Heimlich bewirbt sie sich um eine Gemeindebauwohnung, meldet sich als wohnungssuchend. Nichts passiert. Frau F. ist verzweifelt. Was, wenn wieder etwas mit ihrem Herz ist? Dann bekommt sie einen Anruf: Eine kleine Wohnung im neunerhaus Hagenmüllergasse ist frei. Sie kann gleich einziehen, wenn sie möchte. „Ich dachte, es regnet Gold vom Himmel!“, sagt sie und schlägt die Hände vors Gesicht. Ihre Koffer sind schon lange gepackt, gut versteckt. Ihr Mann versteht nicht, was passiert. „Er dachte erst, dass ich einen Witz mache. Dann hat er gemerkt, wie entschieden ich bin.“
Nach dem Umzug entspannt sich ihre Situation: „Ich habe es mir so gemütlich gemacht, wie ich konnte und fühle mich sicher. Wenn ich ein Problem habe, kann ich jederzeit jemanden rufen. Es ist mein kleines Zuhause.“ Doch schon bald steht ein weiterer Umzug an, dieses Mal hoffentlich für immer: Nicoletta F. wird in eine kleine Gemeindebauwohnung umziehen. Sie ist ebenso vorfreudig, wie verunsichert: Wird sie alleine klar kommen? Die Sozialarbeiter*innen von neunerhaus werden auch in der neuen Wohnung weiterhin für sie da sein. Ihr Ziel hat die 59-Jährige ohnehin fest im Blick: So selbstbestimmt leben, wie sie es sich wünscht.
Keinen Tag länger warten
Esma M. ist schon in ihren eigenen vier Wänden angekommen. Zunächst bekam sie eine Übergangs-Wohnung für ein Jahr – nun hat sie einen unbefristeten Mietvertrag. An die erste Nacht in der Wohnung erinnert sie sich gut: Außer einer Matratze auf dem Boden war da nichts. Dennoch wollte Esma sofort einziehen: „Ich wollte nicht mehr warten! Es war mein Boden, meine Wohnung. Das war mir so wichtig!“
Dass Esma M. heute so offen über ihre Erfahrungen spricht, hat einen Grund: Sie möchte anderen Frauen in ähnlichen Lebenssituationen zeigen, dass sie nicht allein sind.
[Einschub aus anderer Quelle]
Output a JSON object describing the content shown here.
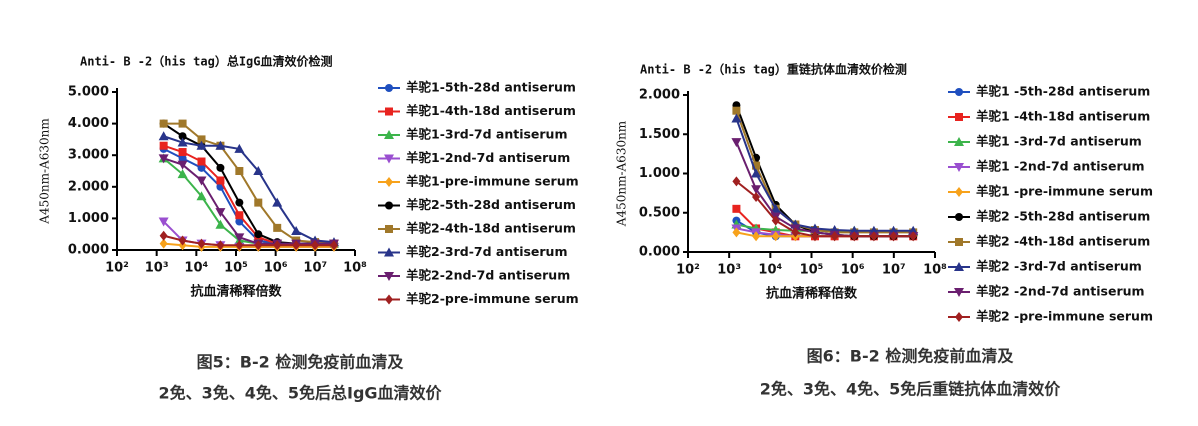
{
  "chart_data": [
    {
      "type": "line",
      "title": "Anti- B -2（his tag）总IgG血清效价检测",
      "x_label": "抗血清稀释倍数",
      "y_label": "A450nm-A630nm",
      "xscale": "log",
      "grid": false,
      "caption": [
        "图5：B-2 检测免疫前血清及",
        "2免、3免、4免、5免后总IgG血清效价"
      ],
      "x": [
        1500,
        4500,
        13500,
        40500,
        121500,
        364500,
        1093500,
        3280500,
        9841500,
        29524500
      ],
      "xlim": [
        100,
        100000000
      ],
      "xticks": [
        {
          "value": 100,
          "label": "10²"
        },
        {
          "value": 1000,
          "label": "10³"
        },
        {
          "value": 10000,
          "label": "10⁴"
        },
        {
          "value": 100000,
          "label": "10⁵"
        },
        {
          "value": 1000000,
          "label": "10⁶"
        },
        {
          "value": 10000000,
          "label": "10⁷"
        },
        {
          "value": 100000000,
          "label": "10⁸"
        }
      ],
      "ylim": [
        0,
        5
      ],
      "yticks": [
        {
          "value": 0,
          "label": "0.000"
        },
        {
          "value": 1,
          "label": "1.000"
        },
        {
          "value": 2,
          "label": "2.000"
        },
        {
          "value": 3,
          "label": "3.000"
        },
        {
          "value": 4,
          "label": "4.000"
        },
        {
          "value": 5,
          "label": "5.000"
        }
      ],
      "series": [
        {
          "name": "羊驼1-5th-28d antiserum",
          "color": "#1f4fbf",
          "marker": "circle",
          "values": [
            3.2,
            2.9,
            2.6,
            2.0,
            0.9,
            0.3,
            0.2,
            0.2,
            0.2,
            0.2
          ]
        },
        {
          "name": "羊驼1-4th-18d antiserum",
          "color": "#e8231f",
          "marker": "square",
          "values": [
            3.3,
            3.1,
            2.8,
            2.2,
            1.1,
            0.4,
            0.2,
            0.2,
            0.2,
            0.2
          ]
        },
        {
          "name": "羊驼1-3rd-7d antiserum",
          "color": "#3cb44b",
          "marker": "triangle-up",
          "values": [
            2.9,
            2.4,
            1.7,
            0.8,
            0.3,
            0.2,
            0.2,
            0.2,
            0.2,
            0.2
          ]
        },
        {
          "name": "羊驼1-2nd-7d antiserum",
          "color": "#9a4fd0",
          "marker": "triangle-down",
          "values": [
            0.9,
            0.3,
            0.2,
            0.15,
            0.1,
            0.1,
            0.1,
            0.1,
            0.1,
            0.1
          ]
        },
        {
          "name": "羊驼1-pre-immune serum",
          "color": "#f7a21b",
          "marker": "diamond",
          "values": [
            0.2,
            0.15,
            0.1,
            0.1,
            0.1,
            0.1,
            0.1,
            0.1,
            0.1,
            0.1
          ]
        },
        {
          "name": "羊驼2-5th-28d antiserum",
          "color": "#000000",
          "marker": "circle",
          "values": [
            4.0,
            3.6,
            3.3,
            2.6,
            1.5,
            0.5,
            0.25,
            0.2,
            0.2,
            0.2
          ]
        },
        {
          "name": "羊驼2-4th-18d antiserum",
          "color": "#a0782a",
          "marker": "square",
          "values": [
            4.0,
            4.0,
            3.5,
            3.3,
            2.5,
            1.5,
            0.7,
            0.3,
            0.25,
            0.2
          ]
        },
        {
          "name": "羊驼2-3rd-7d antiserum",
          "color": "#28348a",
          "marker": "triangle-up",
          "values": [
            3.6,
            3.4,
            3.3,
            3.3,
            3.2,
            2.5,
            1.5,
            0.6,
            0.3,
            0.25
          ]
        },
        {
          "name": "羊驼2-2nd-7d antiserum",
          "color": "#6a1f6f",
          "marker": "triangle-down",
          "values": [
            2.9,
            2.7,
            2.2,
            1.2,
            0.4,
            0.2,
            0.2,
            0.2,
            0.2,
            0.2
          ]
        },
        {
          "name": "羊驼2-pre-immune serum",
          "color": "#a02020",
          "marker": "diamond",
          "values": [
            0.45,
            0.3,
            0.2,
            0.15,
            0.15,
            0.15,
            0.15,
            0.15,
            0.15,
            0.15
          ]
        }
      ]
    },
    {
      "type": "line",
      "title": "Anti- B -2（his tag）重链抗体血清效价检测",
      "x_label": "抗血清稀释倍数",
      "y_label": "A450nm-A630nm",
      "xscale": "log",
      "grid": false,
      "caption": [
        "图6：B-2 检测免疫前血清及",
        "2免、3免、4免、5免后重链抗体血清效价"
      ],
      "x": [
        1500,
        4500,
        13500,
        40500,
        121500,
        364500,
        1093500,
        3280500,
        9841500,
        29524500
      ],
      "xlim": [
        100,
        100000000
      ],
      "xticks": [
        {
          "value": 100,
          "label": "10²"
        },
        {
          "value": 1000,
          "label": "10³"
        },
        {
          "value": 10000,
          "label": "10⁴"
        },
        {
          "value": 100000,
          "label": "10⁵"
        },
        {
          "value": 1000000,
          "label": "10⁶"
        },
        {
          "value": 10000000,
          "label": "10⁷"
        },
        {
          "value": 100000000,
          "label": "10⁸"
        }
      ],
      "ylim": [
        0,
        2
      ],
      "yticks": [
        {
          "value": 0,
          "label": "0.000"
        },
        {
          "value": 0.5,
          "label": "0.500"
        },
        {
          "value": 1,
          "label": "1.000"
        },
        {
          "value": 1.5,
          "label": "1.500"
        },
        {
          "value": 2,
          "label": "2.000"
        }
      ],
      "series": [
        {
          "name": "羊驼1 -5th-28d antiserum",
          "color": "#1f4fbf",
          "marker": "circle",
          "values": [
            0.4,
            0.25,
            0.2,
            0.2,
            0.2,
            0.2,
            0.2,
            0.2,
            0.2,
            0.2
          ]
        },
        {
          "name": "羊驼1 -4th-18d antiserum",
          "color": "#e8231f",
          "marker": "square",
          "values": [
            0.55,
            0.3,
            0.25,
            0.2,
            0.2,
            0.2,
            0.2,
            0.2,
            0.2,
            0.2
          ]
        },
        {
          "name": "羊驼1 -3rd-7d antiserum",
          "color": "#3cb44b",
          "marker": "triangle-up",
          "values": [
            0.35,
            0.3,
            0.28,
            0.27,
            0.27,
            0.27,
            0.27,
            0.26,
            0.26,
            0.26
          ]
        },
        {
          "name": "羊驼1 -2nd-7d antiserum",
          "color": "#9a4fd0",
          "marker": "triangle-down",
          "values": [
            0.3,
            0.25,
            0.22,
            0.2,
            0.2,
            0.2,
            0.2,
            0.2,
            0.2,
            0.2
          ]
        },
        {
          "name": "羊驼1 -pre-immune serum",
          "color": "#f7a21b",
          "marker": "diamond",
          "values": [
            0.25,
            0.2,
            0.2,
            0.2,
            0.2,
            0.2,
            0.2,
            0.2,
            0.2,
            0.2
          ]
        },
        {
          "name": "羊驼2 -5th-28d antiserum",
          "color": "#000000",
          "marker": "circle",
          "values": [
            1.87,
            1.2,
            0.6,
            0.35,
            0.25,
            0.22,
            0.2,
            0.2,
            0.2,
            0.2
          ]
        },
        {
          "name": "羊驼2 -4th-18d antiserum",
          "color": "#a0782a",
          "marker": "square",
          "values": [
            1.8,
            1.1,
            0.55,
            0.35,
            0.28,
            0.25,
            0.25,
            0.25,
            0.25,
            0.25
          ]
        },
        {
          "name": "羊驼2 -3rd-7d antiserum",
          "color": "#28348a",
          "marker": "triangle-up",
          "values": [
            1.7,
            1.0,
            0.55,
            0.35,
            0.3,
            0.28,
            0.27,
            0.27,
            0.27,
            0.27
          ]
        },
        {
          "name": "羊驼2 -2nd-7d antiserum",
          "color": "#6a1f6f",
          "marker": "triangle-down",
          "values": [
            1.4,
            0.8,
            0.45,
            0.3,
            0.25,
            0.22,
            0.2,
            0.2,
            0.2,
            0.2
          ]
        },
        {
          "name": "羊驼2 -pre-immune serum",
          "color": "#a02020",
          "marker": "diamond",
          "values": [
            0.9,
            0.7,
            0.4,
            0.25,
            0.2,
            0.2,
            0.2,
            0.2,
            0.2,
            0.2
          ]
        }
      ]
    }
  ]
}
Dass der Verlust der Wohnung kein persönliches Versagen ist, sondern alle treffen kann. Dass jeder Mensch das Recht auf eine Wohnung hat. Noch etwas ist Esma wichtig: „Ich habe gelernt, dass ich auch schwach sein kann und darf. Ich muss nicht immer Xena, die Kriegerin sein.“
Dieser Text ist erstmals im Magazin neuner News #44 erschienen.